Monday, January 28, 2008

'Round the World Air Pollution

It is not unusual to be walking down the streets of Mexico City and see people wearing paper masks, covering their mouths and noses (like surgical masks). The first time I saw someone here wearing one I thought maybe they had a severe case of asthma or something. Soon I learned that it is not only people with serious respiratory problems who wear these, but people who are being cautious and want to prevent health problems like bronchitis or sinus infections. One day as I was jogging in our neighborhood park, I even saw a fellow jogger wearing one. I think it's sad that a person trying to exercise and keep healthy could develop worse health problems because of regular outdoor jogging.
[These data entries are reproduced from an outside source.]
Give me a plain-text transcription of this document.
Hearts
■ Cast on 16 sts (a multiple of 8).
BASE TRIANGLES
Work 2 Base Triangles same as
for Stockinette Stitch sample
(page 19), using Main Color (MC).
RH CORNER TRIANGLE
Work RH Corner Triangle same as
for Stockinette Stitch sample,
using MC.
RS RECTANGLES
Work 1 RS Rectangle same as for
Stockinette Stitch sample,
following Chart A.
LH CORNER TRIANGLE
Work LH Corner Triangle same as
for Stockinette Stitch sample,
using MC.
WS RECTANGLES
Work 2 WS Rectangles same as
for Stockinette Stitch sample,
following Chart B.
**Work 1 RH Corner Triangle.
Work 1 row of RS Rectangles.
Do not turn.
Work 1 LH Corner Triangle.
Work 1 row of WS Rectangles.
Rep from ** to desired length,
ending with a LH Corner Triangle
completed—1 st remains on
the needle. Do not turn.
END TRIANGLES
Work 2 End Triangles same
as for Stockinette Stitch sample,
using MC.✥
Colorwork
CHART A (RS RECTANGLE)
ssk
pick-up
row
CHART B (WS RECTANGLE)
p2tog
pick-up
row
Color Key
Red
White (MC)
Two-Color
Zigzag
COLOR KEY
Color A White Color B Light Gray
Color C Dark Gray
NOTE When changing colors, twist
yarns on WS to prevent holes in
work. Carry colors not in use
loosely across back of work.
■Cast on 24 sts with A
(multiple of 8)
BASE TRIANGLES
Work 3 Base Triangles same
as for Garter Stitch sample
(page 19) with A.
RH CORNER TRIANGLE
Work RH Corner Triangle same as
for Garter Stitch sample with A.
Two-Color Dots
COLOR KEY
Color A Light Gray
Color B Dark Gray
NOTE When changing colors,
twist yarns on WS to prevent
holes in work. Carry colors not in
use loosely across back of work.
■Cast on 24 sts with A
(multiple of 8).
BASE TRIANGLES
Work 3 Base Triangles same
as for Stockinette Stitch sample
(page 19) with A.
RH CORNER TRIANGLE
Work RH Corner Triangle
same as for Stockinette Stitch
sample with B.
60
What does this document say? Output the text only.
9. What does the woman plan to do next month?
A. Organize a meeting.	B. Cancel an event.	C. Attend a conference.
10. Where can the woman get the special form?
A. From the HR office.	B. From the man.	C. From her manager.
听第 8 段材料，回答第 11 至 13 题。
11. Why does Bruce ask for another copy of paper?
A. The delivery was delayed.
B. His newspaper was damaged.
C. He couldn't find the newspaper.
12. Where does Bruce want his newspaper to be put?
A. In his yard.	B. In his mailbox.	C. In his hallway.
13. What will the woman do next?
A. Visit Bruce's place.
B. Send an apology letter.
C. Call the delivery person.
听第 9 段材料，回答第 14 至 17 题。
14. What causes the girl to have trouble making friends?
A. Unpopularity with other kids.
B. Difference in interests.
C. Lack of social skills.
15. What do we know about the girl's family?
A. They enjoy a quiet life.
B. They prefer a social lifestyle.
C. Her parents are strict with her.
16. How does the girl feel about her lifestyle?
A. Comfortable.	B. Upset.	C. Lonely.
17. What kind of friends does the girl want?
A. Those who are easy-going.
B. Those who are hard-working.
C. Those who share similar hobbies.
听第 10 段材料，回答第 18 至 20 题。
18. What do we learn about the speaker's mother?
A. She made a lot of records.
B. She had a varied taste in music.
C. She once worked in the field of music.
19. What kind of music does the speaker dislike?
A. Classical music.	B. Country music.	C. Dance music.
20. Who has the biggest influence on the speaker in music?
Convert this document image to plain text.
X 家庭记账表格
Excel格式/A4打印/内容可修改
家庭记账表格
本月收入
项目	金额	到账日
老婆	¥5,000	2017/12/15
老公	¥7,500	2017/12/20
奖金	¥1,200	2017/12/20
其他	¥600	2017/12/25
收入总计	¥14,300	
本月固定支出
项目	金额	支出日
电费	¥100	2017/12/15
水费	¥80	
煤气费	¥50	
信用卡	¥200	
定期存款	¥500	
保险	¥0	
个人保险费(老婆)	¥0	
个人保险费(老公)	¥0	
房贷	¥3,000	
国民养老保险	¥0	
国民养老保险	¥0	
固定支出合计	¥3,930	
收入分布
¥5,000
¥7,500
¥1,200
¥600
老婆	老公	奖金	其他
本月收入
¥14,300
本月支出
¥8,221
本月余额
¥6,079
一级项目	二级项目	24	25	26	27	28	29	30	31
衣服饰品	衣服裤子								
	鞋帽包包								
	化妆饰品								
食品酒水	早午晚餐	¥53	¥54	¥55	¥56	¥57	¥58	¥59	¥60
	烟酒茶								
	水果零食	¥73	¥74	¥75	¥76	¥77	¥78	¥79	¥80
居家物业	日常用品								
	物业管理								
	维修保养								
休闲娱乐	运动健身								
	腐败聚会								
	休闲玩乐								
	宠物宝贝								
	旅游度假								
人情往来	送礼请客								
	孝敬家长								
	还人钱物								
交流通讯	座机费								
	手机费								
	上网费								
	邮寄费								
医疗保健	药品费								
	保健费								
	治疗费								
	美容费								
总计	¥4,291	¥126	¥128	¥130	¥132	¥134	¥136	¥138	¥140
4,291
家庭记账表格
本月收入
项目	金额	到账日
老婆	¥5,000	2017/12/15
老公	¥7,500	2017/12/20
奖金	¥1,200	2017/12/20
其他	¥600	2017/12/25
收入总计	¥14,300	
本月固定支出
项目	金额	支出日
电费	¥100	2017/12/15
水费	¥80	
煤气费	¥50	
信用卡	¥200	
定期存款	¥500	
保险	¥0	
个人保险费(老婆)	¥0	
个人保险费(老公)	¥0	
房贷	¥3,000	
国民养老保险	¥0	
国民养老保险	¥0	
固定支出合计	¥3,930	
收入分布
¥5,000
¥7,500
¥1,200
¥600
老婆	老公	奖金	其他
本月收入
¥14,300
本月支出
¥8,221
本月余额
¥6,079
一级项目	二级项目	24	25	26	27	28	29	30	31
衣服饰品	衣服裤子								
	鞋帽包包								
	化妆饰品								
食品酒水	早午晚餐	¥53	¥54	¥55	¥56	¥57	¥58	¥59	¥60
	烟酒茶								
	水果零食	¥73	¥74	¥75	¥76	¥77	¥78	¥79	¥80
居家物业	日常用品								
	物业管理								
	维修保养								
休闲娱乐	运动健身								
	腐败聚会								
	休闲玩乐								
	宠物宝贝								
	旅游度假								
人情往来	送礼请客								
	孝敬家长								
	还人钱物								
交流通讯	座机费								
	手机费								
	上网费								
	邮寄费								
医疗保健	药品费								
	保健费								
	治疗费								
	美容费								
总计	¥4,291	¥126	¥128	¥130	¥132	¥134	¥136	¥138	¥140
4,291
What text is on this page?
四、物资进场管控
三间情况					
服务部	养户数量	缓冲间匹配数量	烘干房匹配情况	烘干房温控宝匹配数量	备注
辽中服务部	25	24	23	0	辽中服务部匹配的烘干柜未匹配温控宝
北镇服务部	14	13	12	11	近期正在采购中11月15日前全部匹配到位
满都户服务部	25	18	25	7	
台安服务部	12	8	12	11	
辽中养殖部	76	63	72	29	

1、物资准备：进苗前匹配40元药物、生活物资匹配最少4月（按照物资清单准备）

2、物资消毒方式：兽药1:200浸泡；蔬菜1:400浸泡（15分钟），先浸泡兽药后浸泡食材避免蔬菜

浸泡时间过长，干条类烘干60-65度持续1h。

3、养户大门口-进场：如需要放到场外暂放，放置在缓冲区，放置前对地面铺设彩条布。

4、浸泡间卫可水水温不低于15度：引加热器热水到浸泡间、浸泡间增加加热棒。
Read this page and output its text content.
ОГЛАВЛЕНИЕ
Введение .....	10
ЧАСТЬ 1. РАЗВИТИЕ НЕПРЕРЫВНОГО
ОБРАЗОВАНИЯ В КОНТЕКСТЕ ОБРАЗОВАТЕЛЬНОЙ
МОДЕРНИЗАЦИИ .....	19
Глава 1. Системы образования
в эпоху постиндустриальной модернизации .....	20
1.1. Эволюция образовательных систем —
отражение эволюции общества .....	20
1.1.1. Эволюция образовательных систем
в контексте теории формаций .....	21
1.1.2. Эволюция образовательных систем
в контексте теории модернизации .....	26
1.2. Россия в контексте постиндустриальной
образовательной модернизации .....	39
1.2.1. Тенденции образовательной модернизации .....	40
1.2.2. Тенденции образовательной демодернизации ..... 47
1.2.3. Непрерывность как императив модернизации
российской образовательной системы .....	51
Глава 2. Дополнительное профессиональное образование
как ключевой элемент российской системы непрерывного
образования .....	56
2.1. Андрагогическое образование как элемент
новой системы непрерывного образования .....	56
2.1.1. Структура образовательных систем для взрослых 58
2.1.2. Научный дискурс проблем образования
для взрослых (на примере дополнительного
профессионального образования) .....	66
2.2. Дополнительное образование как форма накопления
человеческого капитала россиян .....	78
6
In fact, a New York Times News Service article said that, "an athlete working out at a moderate pace for 30 minutes in poor air is subject to the same exposure as a sedentary person breathing that air for eight hours," according to Randy Wilber, the lead exercise physiologist for the U.S. Olypmic Committee.

I've lived in the megalopolis for a year and eight months now so the particulate matter has become just part of daily life--Jeremy's childhood asthma returned, and I may have some form of sinusitis (boo!) But all of this poor air quality stuff and its effects have resurfaced for me lately since I've been reading a lot about the upcoming Beijing Olympics. Beijing's air quality is very poor as well, so athletes from around the world are freaking out. According to the article, U.S. athletes will most likely wear some special masks when they arrive to the other megolopolis. These masks filter 85 to 100 percent of pollutants, the article said.

Paper masks filter about 25 to 45 percent of main pollutants, according to Wilber. Hmm...maybe I should start wearing a mask.

1 comment:

Joy said...

From what I've heard from my friends who live in China, and seen in photos, the air in Beijing seems much worse than the D.F. -- at least here the sky is blue (above the horizon).

One thing that drives me nuts about the D.F. is how all the park workers constantly sweep up every fallen leaf, exposing all the dirt, which flies into the air at the slightest breeze. If they could let the leaves cover it (or attempt to grow some grass), it would reduce dust.

Dust can carry the bacteria/viruses that the mask-wearers are trying to avoid. You can even get gastroenteritis from it! Esp if the park where the dust comes from is frequently used by pets, etc.